Yağışın düştüğü yüzeyin özelliğine bağlı olarak depolanma ölçüsünde farklılıklar olur. Bununla birlikte azamî su depolanmasında lokal hava şartlarının değişmesi, yağış ölçüsü, buharlaşma yahut sızma ile kayıpların olacağı göz önünde bulundurulmalıdır. Yağışın yıllık değişimi, çatı yüzeyinin alanı, çatı yüzeyini kaplayan gerecin yağmur suyunun akışına tesiri yani akış katsayı özellikleriyle azamî yağmur hasadıyla ilgili genel bir fikir elde edilebilir.”
“BÜYÜK TASARRUF SAĞLAYABİLİR”
Çatılardan yağmur hasadı tekniğinin İstanbul’da kullanılabileceğini söz eden Asilhan, bu sistemin büyük su tasarrufu sağlayacağını belirtti.

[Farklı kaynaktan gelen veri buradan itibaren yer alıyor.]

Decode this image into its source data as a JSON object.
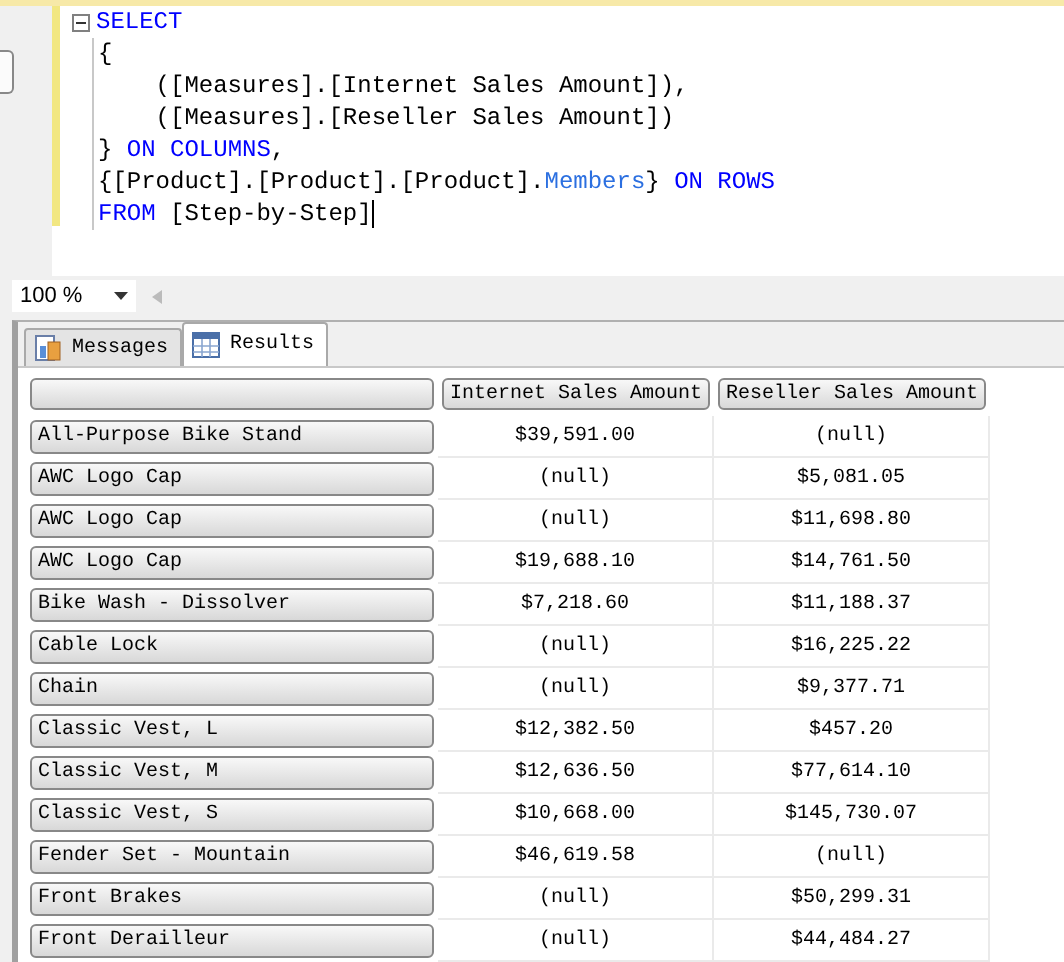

İTÜ Meteoroloji Mühendisliği Kısmı Öğretim Üyesi Prof. Dr. Sevinç Asilhan, İstanbul’un uzun yıllara bağlı olarak ortalama yıllık toplam yağış ölçüsünün yaklaşık 740 milimetre olduğunun altını çizerek, şunları kaydetti:
“Ormanlık, tarım ve yeşil alanların dışında yerleşim alanları 1975’te yaklaşık 36 bin 233 hektarken, 2013’te 106 bin 99 hektar olarak değişmiştir. Bu yerleşim alanlarını göz önünde bulundurarak çatılardan en fazla elde edebileceğimiz su depolaması yaklaşık bir yılda 327 milyon metreküptür. İstanbul’un barajlarında toplam su ölçülerinin 2012 ile 2020 yılları ortasındaki yıllık ortalaması yaklaşık 672 milyon metreküptür. İstanbul’un barajlarındaki yıllık toplam su ölçüsüyle çatılardan elde edilebilecek en fazla su depolaması kıyasladığında, yaklaşık yüzde 48 oranında yıllık su depolaması çatılardan sağlanabilir. Burada kullanılan çatı alanı, çatı yüzeylerinin özellikleri, yağış ölçüleri mahalleden mahalleye, semtten semte değişiklik gösterecektir.”
Yağmur hasadının dünya genelinde konutların çatılarındaki suyun depolanmasıyla yapılabileceği üzere yenilikçi prosedür ve aygıtlarla da yapılabileceğini anlatan Sevinç Asilhan, “21. yüzyılda kullanımı devam etmektedir ve hava kurallarının değişkenliğine bağlı olarak makul aralıklarla yaşayacağımız su kıtlığına, kuraklığa karşı geliştirilmesi ve yaygın kullanımının sağlanması yararlı olacaktır.” dedi.